Anı ve gezi kitaplarını okumayı çok seviyorum. Yıllar içinde beni şaşırtan ve çok okunan iki kitap vardı; Mina Urgan’ın ‘Bir Dinozorun Anıları ve Bir Dinozorun Gezileri’. Yazar bir röportajında kitaplarının bu kadar satılmasına şaşırdığını söylemişti.

Gezi kitabı demek; gidilen, görülen bir yerin sanki biraz içini boşaltıyor. Ben yolculuk veya seyahatname demeyi daha doğru buluyorum. Özellikle yazarların yaptıkları yolculuklar. Edebi kimlikleriyle yazdıkları, tasvirleri, olayları ele alışı, bölgeyi ve kişileri anlatışı, o kadar büyüleyici oluyor ki, ortaya çıkan metni basıp buna gezi kitabı demek haksızlık olmaz mı?

İki İskandinav yazarın İstanbul’a gelip gezmesi benim için çok önemlidir. Kim mi bu yazarlar? Biri Nobel Edebiyat Ödülü sahibi “Açlık” romanı yazarı Knut Hamsun. 20’nci yüzyılın bu önemli yazarı 1899 yılında İstanbul’a yaptığı gezinin anılarını 1905 yılında “Mücadeleli Hayat” olarak basılan kitabının içinde “Hilalin Altında” bölümüyle yer veriyor.

Diğer yazarımız Danimarkalı şair, masal, roman ve oyun yazarı Hans Christian Andersen. Hepimiz onu daha çok masallarıyla tanıyoruz. “Geziye çıkmak, yaşamaktır. İşte o zaman yaşam canlanır, zenginleşir…” diyor. 1840 yılında önce İtalya ardından Doğu şiirinin kaynağını incelemek için Constantinopel ve Doğu’nun diğer başkentlerine gider. 21 Mart 1841 yılında Pire’den kalkan buharlı gemi ile Ege Denizi’ni geçerek İzmir’e varan Hans Christian Andersen, 1842 yılında yayınlanan “Bir şairin Çarşısı” adlı kitabın ikinci cildinde “Doğu” adını taşıyan bölümünde gezdiği gördüğü yerleri bir yazar ustalığıyla kaleme almıştır.

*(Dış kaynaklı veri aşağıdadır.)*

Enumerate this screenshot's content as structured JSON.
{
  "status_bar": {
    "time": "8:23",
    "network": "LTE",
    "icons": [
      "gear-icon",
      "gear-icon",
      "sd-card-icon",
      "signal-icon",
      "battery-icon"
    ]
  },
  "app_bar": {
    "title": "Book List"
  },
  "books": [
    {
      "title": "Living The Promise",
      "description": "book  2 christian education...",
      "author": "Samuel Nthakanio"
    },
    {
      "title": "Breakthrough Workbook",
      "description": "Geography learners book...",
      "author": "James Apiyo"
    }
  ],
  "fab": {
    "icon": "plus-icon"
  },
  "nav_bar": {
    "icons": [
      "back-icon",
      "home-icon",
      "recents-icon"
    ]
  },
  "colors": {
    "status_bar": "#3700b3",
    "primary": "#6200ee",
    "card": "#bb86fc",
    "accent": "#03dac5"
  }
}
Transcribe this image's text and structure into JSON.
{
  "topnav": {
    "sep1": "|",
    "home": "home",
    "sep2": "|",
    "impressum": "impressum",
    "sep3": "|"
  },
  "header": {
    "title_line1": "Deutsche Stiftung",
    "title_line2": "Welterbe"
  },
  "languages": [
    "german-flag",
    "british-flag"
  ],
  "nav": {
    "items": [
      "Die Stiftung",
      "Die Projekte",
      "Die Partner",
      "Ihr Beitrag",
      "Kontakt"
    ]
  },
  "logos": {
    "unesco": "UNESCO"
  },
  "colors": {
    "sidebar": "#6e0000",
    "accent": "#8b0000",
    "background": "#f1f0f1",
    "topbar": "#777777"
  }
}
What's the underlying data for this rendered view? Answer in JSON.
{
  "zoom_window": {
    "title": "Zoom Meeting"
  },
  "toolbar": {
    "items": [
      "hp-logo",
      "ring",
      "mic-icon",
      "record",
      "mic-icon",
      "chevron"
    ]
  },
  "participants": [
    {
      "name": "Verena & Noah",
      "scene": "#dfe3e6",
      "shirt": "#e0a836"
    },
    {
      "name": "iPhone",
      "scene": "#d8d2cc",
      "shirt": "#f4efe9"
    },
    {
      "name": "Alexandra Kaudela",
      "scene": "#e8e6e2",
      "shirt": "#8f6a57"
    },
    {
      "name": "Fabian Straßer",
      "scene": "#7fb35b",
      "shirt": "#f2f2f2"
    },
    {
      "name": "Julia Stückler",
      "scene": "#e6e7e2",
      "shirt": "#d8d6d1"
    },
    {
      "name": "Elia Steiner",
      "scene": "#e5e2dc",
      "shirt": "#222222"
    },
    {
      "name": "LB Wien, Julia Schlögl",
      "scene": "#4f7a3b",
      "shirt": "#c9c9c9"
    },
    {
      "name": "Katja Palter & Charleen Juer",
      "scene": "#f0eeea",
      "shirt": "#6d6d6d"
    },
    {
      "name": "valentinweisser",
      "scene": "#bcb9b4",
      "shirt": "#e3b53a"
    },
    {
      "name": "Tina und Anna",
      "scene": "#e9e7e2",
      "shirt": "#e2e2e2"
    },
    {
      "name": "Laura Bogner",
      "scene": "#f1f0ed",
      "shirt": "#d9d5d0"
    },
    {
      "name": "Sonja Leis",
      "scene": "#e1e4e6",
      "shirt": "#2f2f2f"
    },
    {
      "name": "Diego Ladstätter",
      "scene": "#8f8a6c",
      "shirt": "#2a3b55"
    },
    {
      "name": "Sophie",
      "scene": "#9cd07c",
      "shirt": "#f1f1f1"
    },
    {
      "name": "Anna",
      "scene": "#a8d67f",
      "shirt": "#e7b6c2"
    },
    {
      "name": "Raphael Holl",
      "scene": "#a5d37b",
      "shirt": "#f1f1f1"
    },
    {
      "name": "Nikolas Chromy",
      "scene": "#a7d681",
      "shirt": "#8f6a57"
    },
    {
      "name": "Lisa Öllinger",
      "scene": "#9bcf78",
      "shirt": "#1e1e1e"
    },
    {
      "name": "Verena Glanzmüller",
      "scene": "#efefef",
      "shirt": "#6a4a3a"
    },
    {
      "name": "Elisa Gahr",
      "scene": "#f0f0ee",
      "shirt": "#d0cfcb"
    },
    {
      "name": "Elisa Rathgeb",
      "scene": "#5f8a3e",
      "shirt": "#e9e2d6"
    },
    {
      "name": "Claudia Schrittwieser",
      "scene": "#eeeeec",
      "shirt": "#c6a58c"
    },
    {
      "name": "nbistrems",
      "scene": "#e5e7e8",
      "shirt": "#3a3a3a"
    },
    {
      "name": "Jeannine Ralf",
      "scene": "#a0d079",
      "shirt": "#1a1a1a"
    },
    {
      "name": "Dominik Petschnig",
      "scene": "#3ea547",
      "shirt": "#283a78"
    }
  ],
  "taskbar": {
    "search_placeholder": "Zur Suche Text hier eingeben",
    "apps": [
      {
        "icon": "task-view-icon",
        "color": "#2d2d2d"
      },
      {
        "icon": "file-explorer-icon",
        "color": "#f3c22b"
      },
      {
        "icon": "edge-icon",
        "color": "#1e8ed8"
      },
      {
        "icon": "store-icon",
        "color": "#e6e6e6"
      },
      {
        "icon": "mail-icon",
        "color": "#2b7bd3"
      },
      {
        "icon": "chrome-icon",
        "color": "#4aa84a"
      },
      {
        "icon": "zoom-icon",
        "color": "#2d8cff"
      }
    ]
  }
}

Bu iki İskandinav yazar farklı yıllarda gezmiş olsalar da Yapı Kredi yayınları tek kitapta buluşturmayı başarmış. “İstanbul’da İki İskandinav Seyyah” ismiyle yayınlamıştır. İstanbul sokaklarında birer yabancı yazar olarak dolaştıklarında, bizim görmediğimiz, atladığımız neleri yakalamışlardı. “Doğu’da ve Hilalin Altında” gezen iki dünya yazarının, İstanbul anıları…

Yıllar önce (tahmini olarak on yıl olmuştur) iyi Fransızca bilen bir arkadaşım “Madam Bovary” kitabının yazarı Gustave Flaubert’in yolculuk yaptığını ve gittiği yerleri anlattığı bir seyahatname kitabının olduğunu söyledi. Hatta yolculuğun bir bölümünde İzmir ve İstanbul’a da geldiğini anlattı. Çok şaşırmış ve merak etmiştim. Beni şaşırtan dünyaca ünlü bu yazarın birçok eseri Türkçeye çevrilmişken, içerisinde ülkemizden şehirlerin de olduğu bir seyahatname kitabının neden tercüme edilmediği. Arkadaşımla beraber kitabı o dönem bir yayınevine önerdik. Fakat süreç içinde kitap unutuldu ve geri dönüş olmadı.

2016 yılında Gustave Flaubert’in Sel yayınlarından bir kitabı çıktı. “Doğu’ya Yolculuk” hemen alıp içine baktım. Yıllar önce önerdiğimiz kitap basılmıştı. Yolculuğa 1849-1851 yılları arasında, yirmi sekiz yaşındayken dostu Maxime Du Camp’la birlikte çıkar. Flaubert Doğu yolculuğunun etkilerini ömür boyu taşır. At sırtında, tehlikelerle dolu ıssız dağlarda ve ovalarda, dört buçuk ayda Nil Nehri’ni geçerler. Seyahat, Fransa’dan başlayıp Mısır’a, Suriye ve Filistin’den Anadolu’ya, İzmir ve İstanbul’dan Yunanistan’a ve nihayetinde de İtalya’ya dek uzanır.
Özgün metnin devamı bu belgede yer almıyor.